Summary of Outside Director Compensation Program

Contract Categories: Human Resources - Compensation Agreements
EX-10.1 2 dlth-20240128xex10_1.htm EX-10.1 20240128 - Summary of Outside Director Compensation Program

Exhibit 10.1

DULUTH HOLDINGS INC.

OUTSIDE DIRECTOR COMPENSATION POLICY

(Effective as of January 29, 2024)



The Board of Directors (the “Board”) of Duluth Holdings Inc. (the “Company”), acting on the recommendation of the Compensation Committee of the Board (the “Compensation Committee”), has adopted this Outside Director Compensation Policy (this “Policy”) to provide each member of the Board who is not also serving as an employee of or consultant to the Company (each such member, an “Eligible Director”) the compensation described in this Policy for their Board service. This Policy is effective as of the date noted above (the “Effective Date”) and may be amended at any time in the sole discretion of the Board or the Compensation Committee. Any stock awards granted pursuant to this Policy shall be made pursuant to the Company’s 2015 Equity Incentive Plan, as amended from time to time, or any successor equity incentive plan (the “Plan”).



I.

ANNUAL CASH COMPENSATION.



An annual cash compensation amount set forth below is payable to Eligible Directors in equal quarterly installments, payable in arrears within two (2) weeks following the last day of each fiscal quarter in which the service occurred. If an Eligible Director joins the Board or a committee of the Board mid-year, the applicable annual cash compensation set forth below will be pro-rated based on days served in the fiscal quarter, with the pro-rated amount paid within two (2) weeks following the last day of the first quarter in which the Eligible Director provides the service and regular full quarterly payments thereafter.



Annual Retainers



 

 

Board Member

$50,000

 

Chair of Audit Committee

+$20,000

 

Chair of Compensation Committee

+$15,000

 

Chair of Nominating and Governance Committee

+$12,000

 

Non-chair Audit Committee member

+$10,000

 

Non-chair Compensation Committee member

+$7,000

 

Non-chair Nominating and Governance Committee member

+$7,000

 



In addition to the annual compensation amounts set forth above, Eligible Directors will be reimbursed for their expenses in connection with attendance at each meeting.




 









 

II.

ELECTION TO RECEIVE UNRESTRICTED STOCK IN LIEU OF CASH.

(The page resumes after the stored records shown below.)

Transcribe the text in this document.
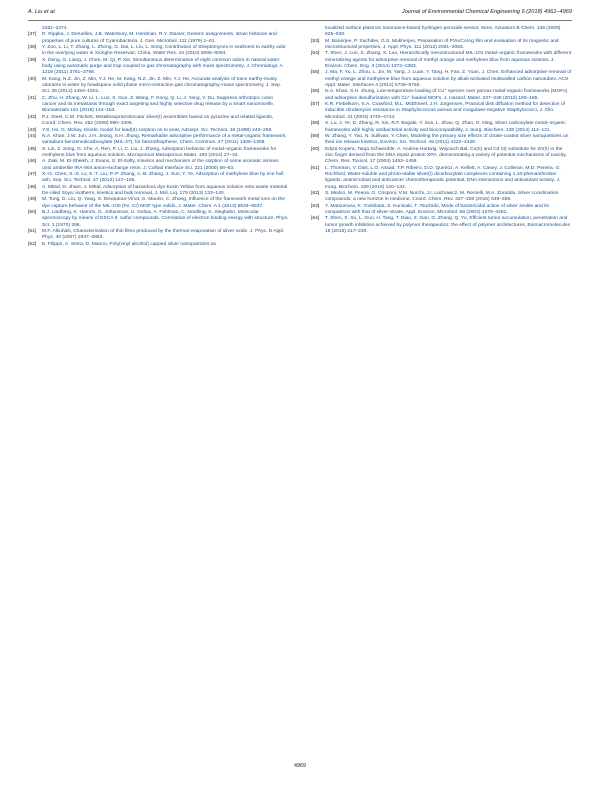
A. Liu et al.	Journal of Environmental Chemical Engineering 6 (2018) 4961–4969
2261–2274.
[37] R. Rippka, J. Deruelles, J.B. Waterbury, M. Herdman, R.Y. Stanier, Generic assignments, strain histories and properties of pure cultures of Cyanobacteria, J. Gen. Microbiol. 111 (1979) 1–61.
[38] Y. Zuo, L. Li, T. Zhang, L. Zheng, G. Dai, L. Liu, L. Song, Contribution of Streptomyces in sediment to earthy odor in the overlying water in Xionghe Reservoir, China, Water Res. 44 (2010) 6085–6094.
[39] X. Deng, G. Liang, J. Chen, M. Qi, P. Xie, Simultaneous determination of eight common odors in natural water body using automatic purge and trap coupled to gas chromatography with mass spectrometry, J. Chromatogr. A 1218 (2011) 3791–3798.
[40] M. Kang, N.Z. Jin, Z. Min, Y.J. He, M. Kang, N.Z. Jin, Z. Min, Y.J. He, Accurate analysis of trace earthy-musty odorants in water by headspace solid phase micro-extraction gas chromatography–mass spectrometry, J. Sep. Sci. 35 (2012) 1494–1501.
[41] C. Zhu, H. Zhang, W. Li, L. Luo, X. Guo, Z. Wang, F. Kong, Q. Li, J. Yang, Y. Du, Suppress orthotopic colon cancer and its metastasis through exact targeting and highly selective drug release by a smart nanomicelle, Biomaterials 161 (2018) 144–153.
[42] P.J. Steel, C.M. Fitchett, Metallosupramolecular silver(I) assemblies based on pyrazine and related ligands, Coord. Chem. Rev. 252 (2008) 990–1006.
[43] Y.S. Ho, G. Mckay, Kinetic model for lead(II) sorption on to peat, Adsorpt. Sci. Technol. 16 (1998) 243–255.
[44] N.A. Khan, J.W. Jun, J.H. Jeong, S.H. Jhung, Remarkable adsorptive performance of a metal-organic framework, vanadium-benzenedicarboxylate (MIL-47), for benzothiophene, Chem. Commun. 47 (2011) 1306–1308.
[45] S. Lin, Z. Song, G. Che, A. Ren, P. Li, C. Liu, J. Zhang, Adsorption behavior of metal–organic frameworks for methylene blue from aqueous solution, Microporous Mesoporous Mater. 193 (2014) 27–34.
[46] A. Zaki, M. El-Sheikh, J. Evans, S. El-Safty, Kinetics and mechanism of the sorption of some aromatic amines onto amberlite IRA-904 anion-exchange resin, J. Colloid Interface Sci. 221 (2000) 58–63.
[47] X.-G. Chen, S.-S. Lv, S.-T. Liu, P.-P. Zhang, A.-B. Zhang, J. Sun, Y. Ye, Adsorption of methylene blue by rice hull ash, Sep. Sci. Technol. 47 (2012) 147–156.
[48] A. Mittal, D. Jhare, J. Mittal, Adsorption of hazardous dye Eosin Yellow from aqueous solution onto waste material De-oiled Soya: isotherm, kinetics and bulk removal, J. Mol. Liq. 179 (2013) 133–140.
[49] M. Tong, D. Liu, Q. Yang, S. Devautour-Vinot, G. Maurin, C. Zhong, Influence of the framework metal ions on the dye capture behavior of the MIL-100 (Fe, Cr) MOF type solids, J. Mater. Chem. A 1 (2013) 8534–8537.
[50] B.J. Lindberg, K. Hamrin, G. Johansson, U. Gelius, A. Fahlman, C. Nordling, K. Siegbahn, Molecular spectroscopy by means of ESCA II. sulfur compounds. Correlation of electron binding energy with structure, Phys. Scr. 1 (1970) 286.
[51] M.F. Alkuhaili, Characterization of thin films produced by the thermal evaporation of silver oxide, J. Phys. D Appl. Phys. 40 (2007) 2847–2853.
[52] E. Filippo, A. Serra, D. Manno, Poly(vinyl alcohol) capped silver nanoparticles as
localized surface plasmon resonance-based hydrogen peroxide sensor, Sens. Actuators B Chem. 138 (2009) 625–630.
[53] M. Banerjee, P. Sachdev, G.S. Mukherjee, Preparation of PVA/Co/Ag film and evaluation of its magnetic and microstructural properties, J. Appl. Phys. 111 (2012) 2061–2063.
[54] T. Shen, J. Luo, S. Zhang, X. Luo, Hierarchically mesostructured MIL-101 metal–organic frameworks with different mineralizing agents for adsorptive removal of methyl orange and methylene blue from aqueous solution, J. Environ. Chem. Eng. 3 (2014) 1372–1383.
[55] J. Ma, F. Yu, L. Zhou, L. Jin, M. Yang, J. Luan, Y. Tang, H. Fan, Z. Yuan, J. Chen, Enhanced adsorptive removal of methyl orange and methylene blue from aqueous solution by alkali-activated multiwalled carbon nanotubes, ACS Appl. Mater. Interfaces 4 (2012) 5749–5760.
[56] N.A. Khan, S.H. Jhung, Low-temperature loading of Cu⁺ species over porous metal-organic frameworks (MOFs) and adsorptive desulfurization with Cu⁺-loaded MOFs, J. Hazard. Mater. 237–238 (2012) 180–185.
[57] K.R. Fiebelkorn, S.A. Crawford, M.L. McElmeel, J.H. Jorgensen, Practical disk diffusion method for detection of inducible clindamycin resistance in Staphylococcus aureus and coagulase-negative Staphylococci, J. Clin. Microbiol. 41 (2003) 4740–4744.
[58] X. Lu, J. Ye, D. Zhang, R. Xie, R.F. Bogale, Y. Sun, L. Zhao, Q. Zhao, G. Ning, Silver carboxylate metal–organic frameworks with highly antibacterial activity and biocompatibility, J. Inorg. Biochem. 138 (2014) 114–121.
[59] W. Zhang, Y. Yao, N. Sullivan, Y. Chen, Modeling the primary size effects of citrate-coated silver nanoparticles on their ion release kinetics, Environ. Sci. Technol. 45 (2011) 4422–4428.
[60] Edyta Kopera, Tanja Schwerdtle, A. Andrea Hartwig, Wojciech Bal, Co(II) and Cd (II) substitute for Zn(II) in the zinc finger derived from the DNA repair protein XPA, demonstrating a variety of potential mechanisms of toxicity, Chem. Res. Toxicol. 17 (2004) 1452–1458.
[61] L. Thornton, V. Dixit, L.O. Assad, T.P. Ribeiro, D.D. Queiroz, A. Kellett, A. Casey, J. Colleran, M.D. Pereira, G. Rochford, Water-soluble and photo-stable silver(I) dicarboxylate complexes containing 1,10-phenanthroline ligands: antimicrobial and anticancer chemotherapeutic potential, DNA interactions and antioxidant activity, J. Inorg. Biochem. 159 (2016) 120–132.
[62] S. Medici, M. Peana, G. Crisponi, V.M. Nurchi, J.I. Lachowicz, M. Remelli, M.A. Zoroddu, Silver coordination compounds: a new horizon in medicine, Coord. Chem. Rev. 327–328 (2016) 349–359.
[63] Y. Matsumura, K. Yoshikata, S. Kunisaki, T. Tsuchido, Mode of bactericidal action of silver zeolite and its comparison with that of silver nitrate, Appl. Environ. Microbiol. 69 (2003) 4278–4281.
[64] T. Shen, X. Xu, L. Guo, H. Tang, T. Diao, Z. Gan, G. Zhang, Q. Yu, Efficient tumor accumulation, penetration and tumor growth inhibition achieved by polymer therapeutics: the effect of polymer architectures, Biomacromolecules 18 (2016) 217–230.
4969
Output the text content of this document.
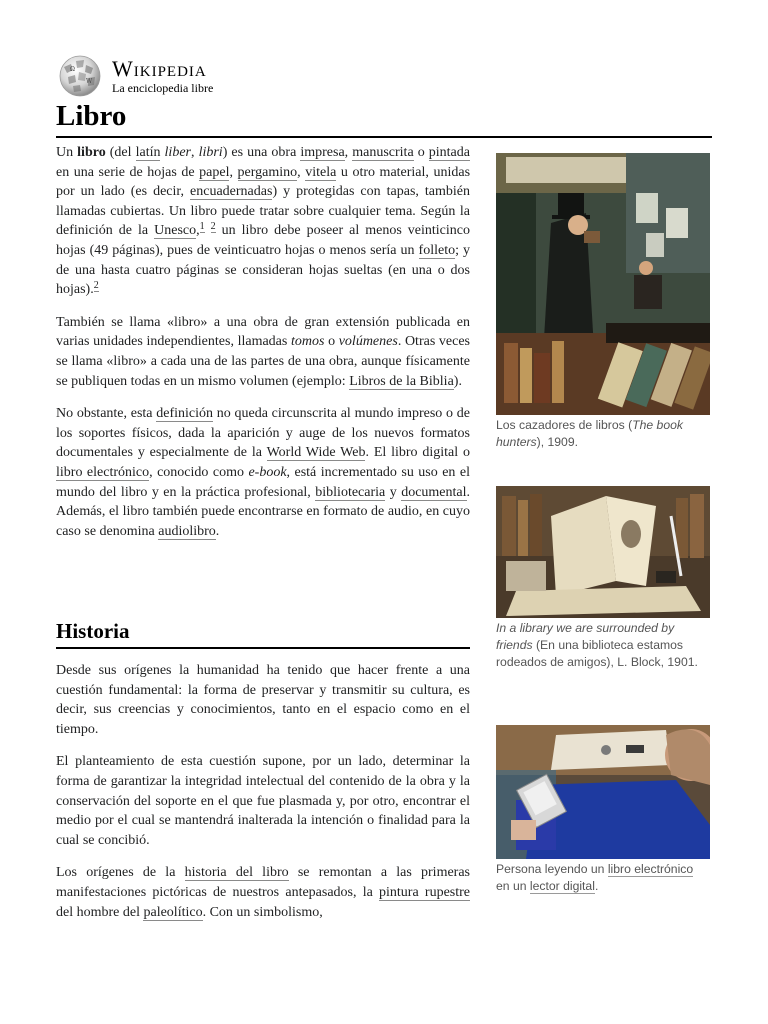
Ω
W
Wikipedia
La enciclopedia libre
Libro

Un libro (del latín liber, libri) es una obra impresa, manuscrita o pintada en una serie de hojas de papel, pergamino, vitela u otro material, unidas por un lado (es decir, encuadernadas) y protegidas con tapas, también llamadas cubiertas. Un libro puede tratar sobre cualquier tema. Según la definición de la Unesco,$^1$ $^2$ un libro debe poseer al menos veinticinco hojas (49 páginas), pues de veinticuatro hojas o menos sería un folleto; y de una hasta cuatro páginas se consideran hojas sueltas (en una o dos hojas).$^2$

También se llama «libro» a una obra de gran extensión publicada en varias unidades independientes, llamadas tomos o volúmenes. Otras veces se llama «libro» a cada una de las partes de una obra, aunque físicamente se publiquen todas en un mismo volumen (ejemplo: Libros de la Biblia).

No obstante, esta definición no queda circunscrita al mundo impreso o de los soportes físicos, dada la aparición y auge de los nuevos formatos documentales y especialmente de la World Wide Web. El libro digital o libro electrónico, conocido como e-book, está incrementado su uso en el mundo del libro y en la práctica profesional, bibliotecaria y documental. Además, el libro también puede encontrarse en formato de audio, en cuyo caso se denomina audiolibro.

Historia

Desde sus orígenes la humanidad ha tenido que hacer frente a una cuestión fundamental: la forma de preservar y transmitir su cultura, es decir, sus creencias y conocimientos, tanto en el espacio como en el tiempo.

El planteamiento de esta cuestión supone, por un lado, determinar la forma de garantizar la integridad intelectual del contenido de la obra y la conservación del soporte en el que fue plasmada y, por otro, encontrar el medio por el cual se mantendrá inalterada la intención o finalidad para la cual se concibió.

Los orígenes de la historia del libro se remontan a las primeras manifestaciones pictóricas de nuestros antepasados, la pintura rupestre del hombre del paleolítico. Con un simbolismo,

Los cazadores de libros (The book hunters), 1909.
In a library we are surrounded by friends (En una biblioteca estamos rodeados de amigos), L. Block, 1901.
Persona leyendo un libro electrónico en un lector digital.
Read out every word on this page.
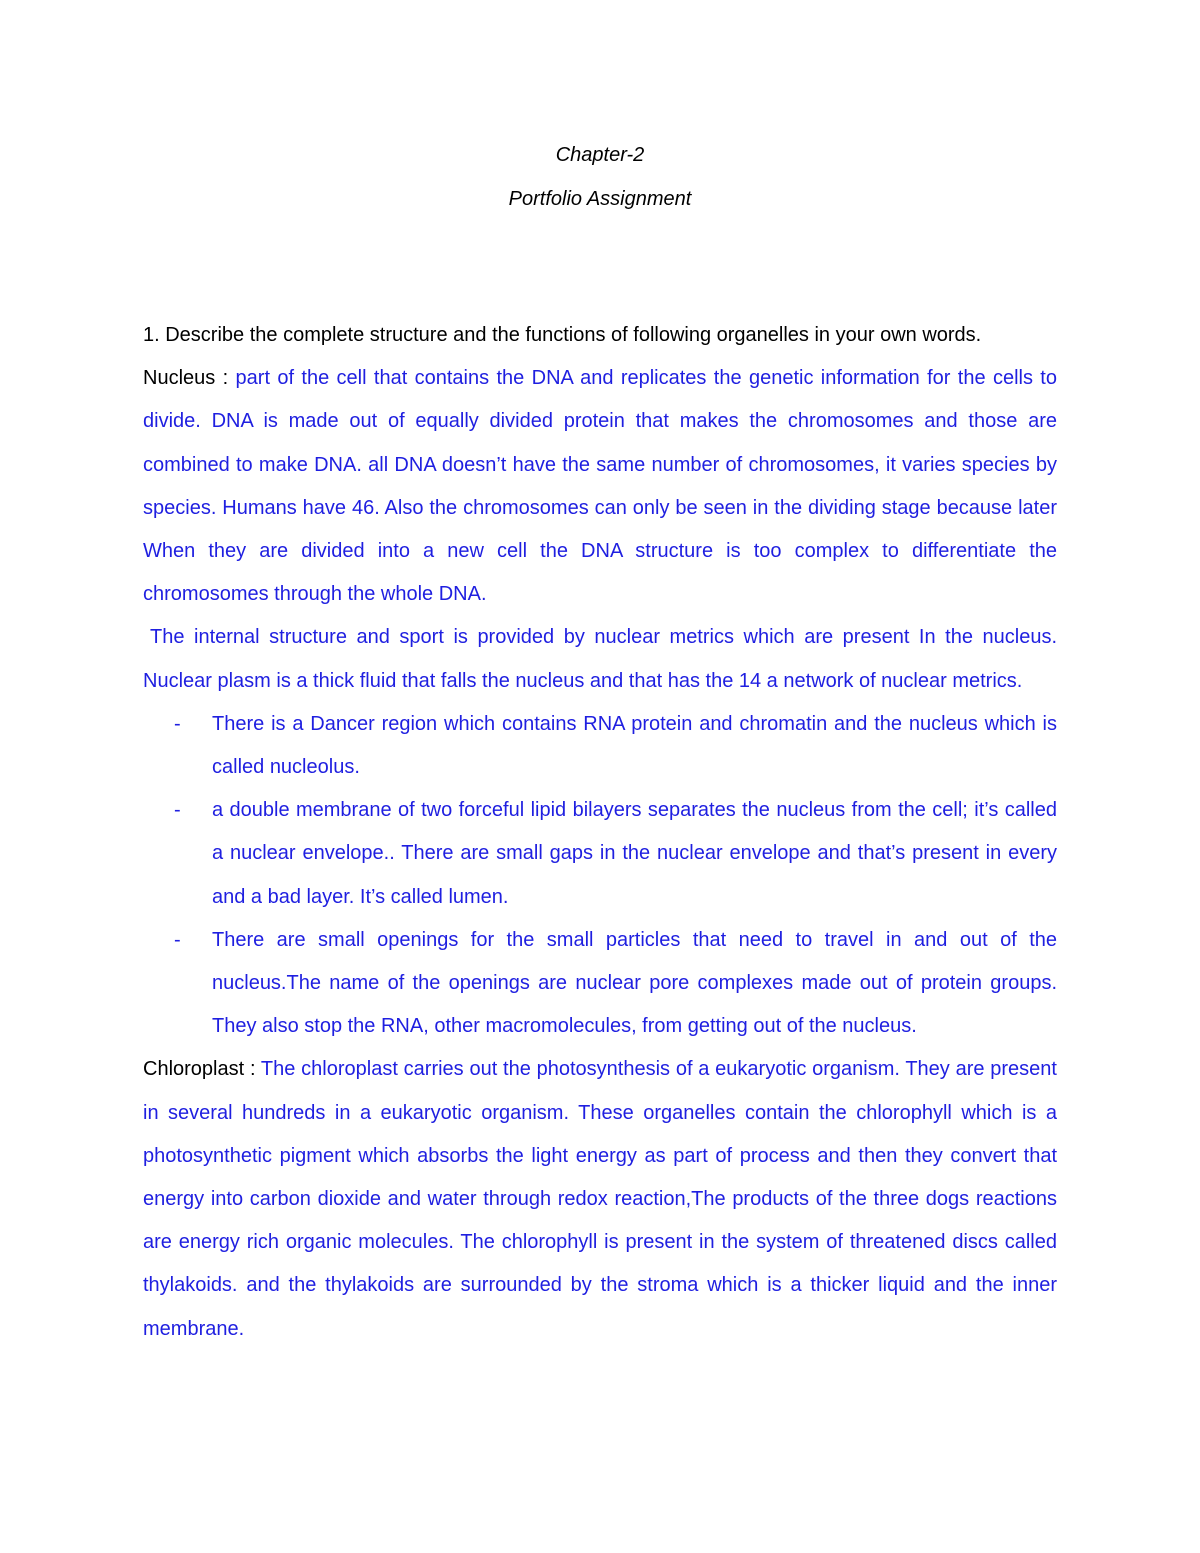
Chapter-2
Portfolio Assignment

1. Describe the complete structure and the functions of following organelles in your own words.

Nucleus : part of the cell that contains the DNA and replicates the genetic information for the cells to divide. DNA is made out of equally divided protein that makes the chromosomes and those are combined to make DNA. all DNA doesn’t have the same number of chromosomes, it varies species by species. Humans have 46. Also the chromosomes can only be seen in the dividing stage because later When they are divided into a new cell the DNA structure is too complex to differentiate the chromosomes through the whole DNA.

The internal structure and sport is provided by nuclear metrics which are present In the nucleus. Nuclear plasm is a thick fluid that falls the nucleus and that has the 14 a network of nuclear metrics.

- There is a Dancer region which contains RNA protein and chromatin and the nucleus which is called nucleolus.
- a double membrane of two forceful lipid bilayers separates the nucleus from the cell; it’s called a nuclear envelope.. There are small gaps in the nuclear envelope and that’s present in every and a bad layer. It’s called lumen.
- There are small openings for the small particles that need to travel in and out of the nucleus.The name of the openings are nuclear pore complexes made out of protein groups. They also stop the RNA, other macromolecules, from getting out of the nucleus.

Chloroplast : The chloroplast carries out the photosynthesis of a eukaryotic organism. They are present in several hundreds in a eukaryotic organism. These organelles contain the chlorophyll which is a photosynthetic pigment which absorbs the light energy as part of process and then they convert that energy into carbon dioxide and water through redox reaction,The products of the three dogs reactions are energy rich organic molecules. The chlorophyll is present in the system of threatened discs called thylakoids. and the thylakoids are surrounded by the stroma which is a thicker liquid and the inner membrane.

In lieu of the annual cash compensation set forth above, Eligible Directors may elect to receive unrestricted shares of the Company’s common stock under the Plan (“Shares”). The election may cover 25%, 50%, 75%, or 100% of the annual cash compensation payable to the Eligible Director for the period covered by the election.



An Eligible Director must make an election at least ten (10) days before the date of the beginning of the fiscal year to which the election period will relate. If an Eligible Director joins the Board mid-year, the election period begins on the date of the Eligible Director’s appointment to the Board and the election must be made within ten (10) business days after the date of such appointment. Any such election by a new Eligible Director will only apply beginning with the first full fiscal quarter of service following the election under this Policy; provided, however, if an Eligible Director joins the Board during the fourth fiscal quarter, such director shall make an election for the upcoming fiscal year in accordance with the schedule set forth in the first sentence of this paragraph. The grant of Shares pursuant to any such election will be automatic without further action by the Board or the Compensation Committee and effective on the first business day following the end of the quarter to which the election applies.  Any Shares granted to an Eligible Director pursuant to an election under Section II of this Policy shall be unrestricted and fully vested as of the date of grant.



The number of Shares granted to the Eligible Director will be equal to the amount of the annual cash compensation to which the election applies, divided by the Fair Market Value (as defined in the Plan) of the stock on the last trading day of the full or partial quarter included within the election period, rounded up to the nearest whole share.



III.

Annual Grant of RESTRICTED STOCK.



On the date of each annual shareholder meeting of the Company held after the Effective Date, each Eligible Director who will serve as a Board member following such shareholder meeting will be automatically, and without further action by the Board or the Compensation Committee, granted a number of shares of the Company’s common stock equal to $80,000 divided by the Fair Market Value (as defined in the Plan) as of the grant date, rounded up to the nearest whole share (the “Restricted Stock Award”). The shares subject to the Restricted Stock Award will vest in full on the earlier of the first anniversary of the date of grant, or the date of Company’s next annual shareholder meeting, subject to the Eligible Director’s continued service through such vesting date. If an Eligible Director joins the Board at a time other than effective as of the annual shareholder meeting, a Restricted Stock Award shall be granted to such Eligible Director for such first year of service, on a grant date determined by the Board, which will be pro-rated, and it will vest in full on the first anniversary of the date of grant, subject to the Eligible Director’s continued service through such vesting date.